Are antidepressant and antipsychotic drug trials registered? A cross-sectional analysis of registration and reporting of methodologic characteristics.

INTRODUCTION: In 2005, the International Committee of Medical Journal Editors (ICMJE) proposed that all submitted trials in all 11 member journals must be prospectively registered in order to be considered for publication. Registering drug trials was meant to reduce the likelihood of selective reporting. The aim was to determine the proportion of antipsychotic and antidepressant trials that were registered. METHODS: We searched in Pubmed for all randomized controlled trials of any antidepressant or antipsychotic published between July and December 2014. The primary objective was to determine the proportion of trials that were registered.

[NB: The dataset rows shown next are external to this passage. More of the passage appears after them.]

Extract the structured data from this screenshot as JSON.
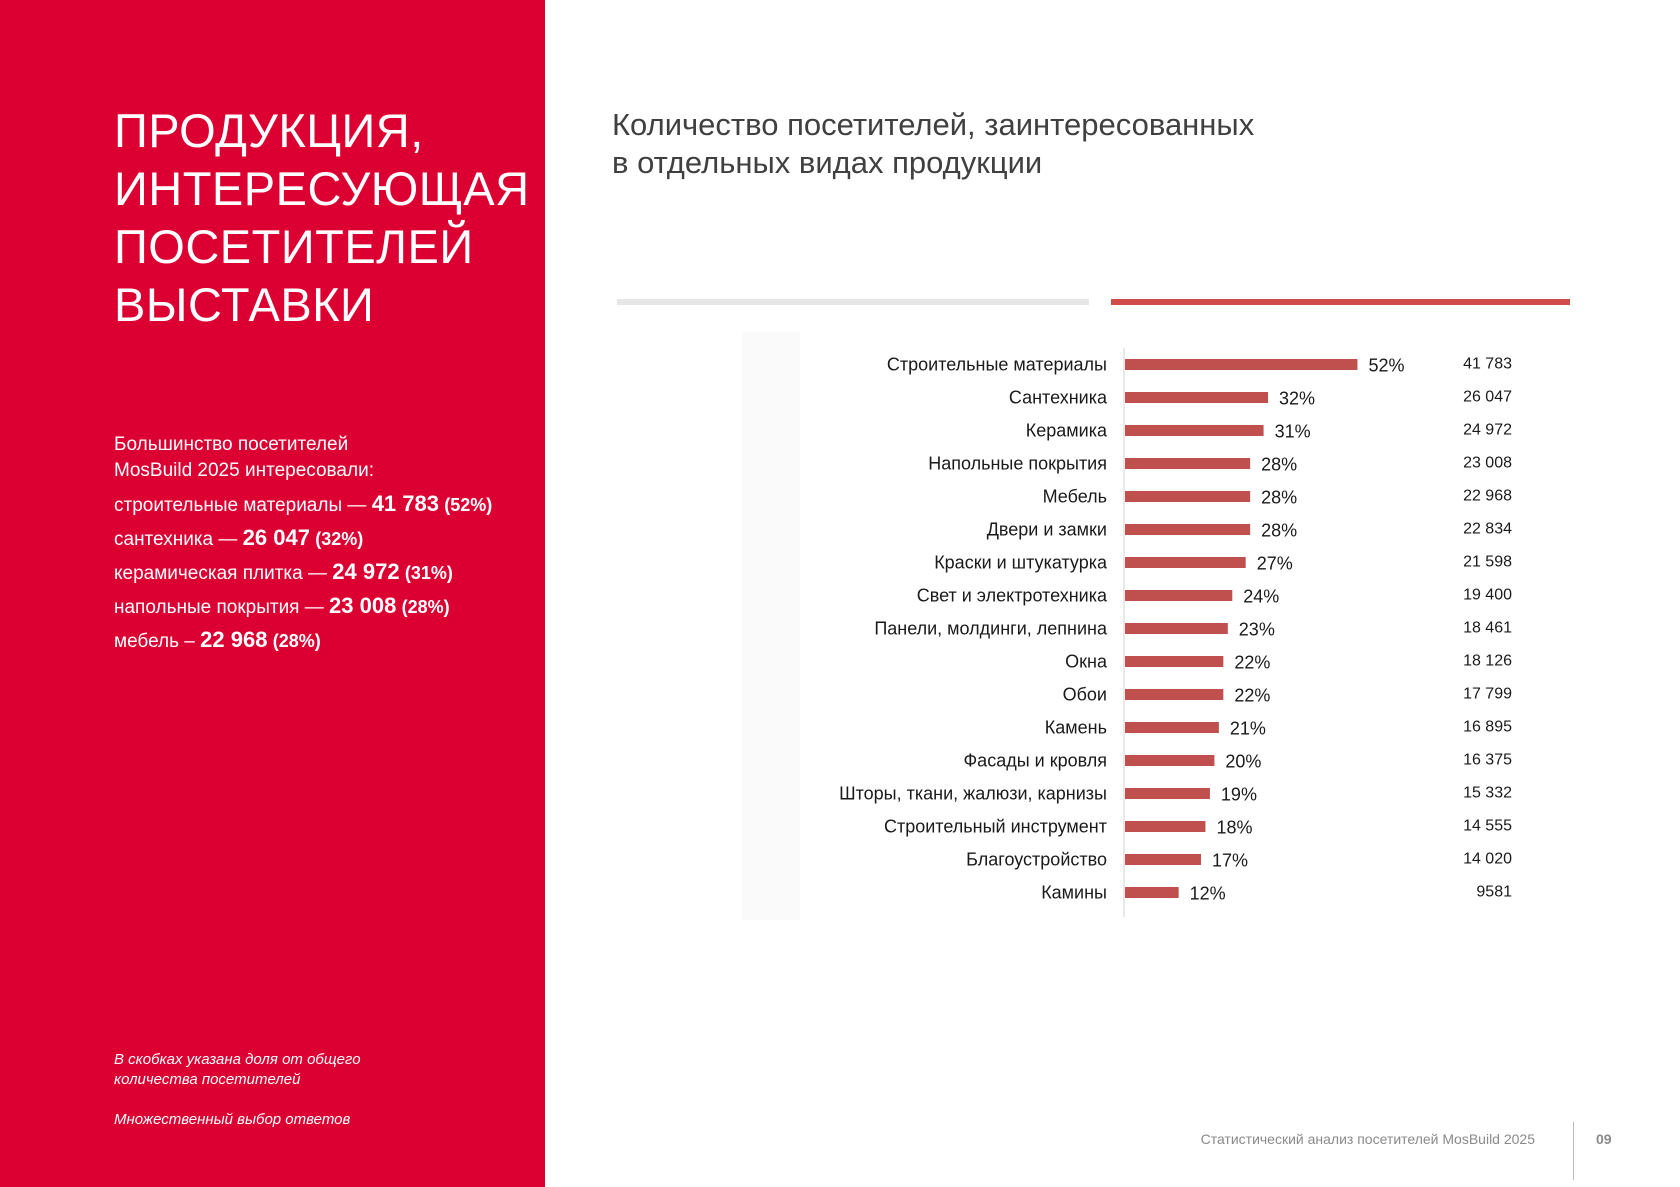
{
  "left_panel": {
    "title_lines": [
      "ПРОДУКЦИЯ,",
      "ИНТЕРЕСУЮЩАЯ",
      "ПОСЕТИТЕЛЕЙ",
      "ВЫСТАВКИ"
    ],
    "intro_lines": [
      "Большинство посетителей",
      "MosBuild 2025 интересовали:"
    ],
    "items": [
      {
        "label": "строительные материалы",
        "dash": " — ",
        "value": "41 783",
        "pct": "(52%)"
      },
      {
        "label": "сантехника",
        "dash": " — ",
        "value": "26 047",
        "pct": "(32%)"
      },
      {
        "label": "керамическая плитка",
        "dash": " — ",
        "value": "24 972",
        "pct": "(31%)"
      },
      {
        "label": "напольные покрытия",
        "dash": " — ",
        "value": "23 008",
        "pct": "(28%)"
      },
      {
        "label": "мебель",
        "dash": " – ",
        "value": "22 968",
        "pct": "(28%)"
      }
    ],
    "note_lines": [
      "В скобках указана доля от общего",
      "количества посетителей"
    ],
    "note2": "Множественный выбор ответов"
  },
  "chart_title_lines": [
    "Количество посетителей, заинтересованных",
    "в отдельных видах продукции"
  ],
  "colors": {
    "panel": "#dc0032",
    "bar": "#c0504d",
    "divider_grey": "#e6e6e6",
    "divider_red": "#d24b4b"
  },
  "chart_data": {
    "type": "bar",
    "orientation": "horizontal",
    "categories": [
      "Строительные материалы",
      "Сантехника",
      "Керамика",
      "Напольные покрытия",
      "Мебель",
      "Двери и замки",
      "Краски и штукатурка",
      "Свет и электротехника",
      "Панели, молдинги, лепнина",
      "Окна",
      "Обои",
      "Камень",
      "Фасады и кровля",
      "Шторы, ткани, жалюзи, карнизы",
      "Строительный инструмент",
      "Благоустройство",
      "Камины"
    ],
    "series": [
      {
        "values": [
          52,
          32,
          31,
          28,
          28,
          28,
          27,
          24,
          23,
          22,
          22,
          21,
          20,
          19,
          18,
          17,
          12
        ]
      }
    ],
    "value_labels": [
      "52%",
      "32%",
      "31%",
      "28%",
      "28%",
      "28%",
      "27%",
      "24%",
      "23%",
      "22%",
      "22%",
      "21%",
      "20%",
      "19%",
      "18%",
      "17%",
      "12%"
    ],
    "counts": [
      "41 783",
      "26 047",
      "24 972",
      "23 008",
      "22 968",
      "22 834",
      "21 598",
      "19 400",
      "18 461",
      "18 126",
      "17 799",
      "16 895",
      "16 375",
      "15 332",
      "14 555",
      "14 020",
      "9581"
    ],
    "xlim": [
      0,
      100
    ],
    "grid": false,
    "legend": "none"
  },
  "footer": {
    "text": "Статистический анализ посетителей MosBuild 2025",
    "page": "09"
  }
}
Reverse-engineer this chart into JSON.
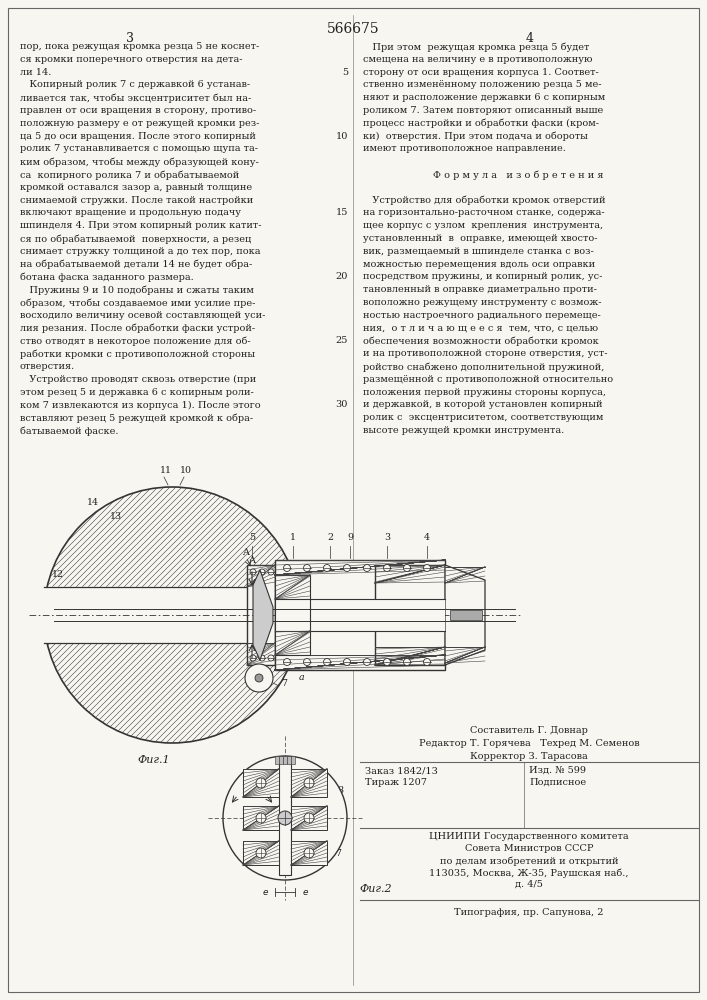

Secondary objectives included comparing the reporting of methodological details and positive study findings between registered and unregistered trials. RESULTS: Of the 67 studies identified, 58% were registered. 75% of the antipsychotic trials and 51% of the antidepressant trials were registered, respectively. Registered trials were more likely to report important methodological details associated with risk of bias in RCTs. There was no significant difference in trials reporting positive outcomes for the study intervention between registered and unregistered trials. CONCLUSION: Approximately 60% of published antidepressant and antipsychotic drug trials during July to December 2014 were registered. Unregistered trials were less likely to report important methodological details.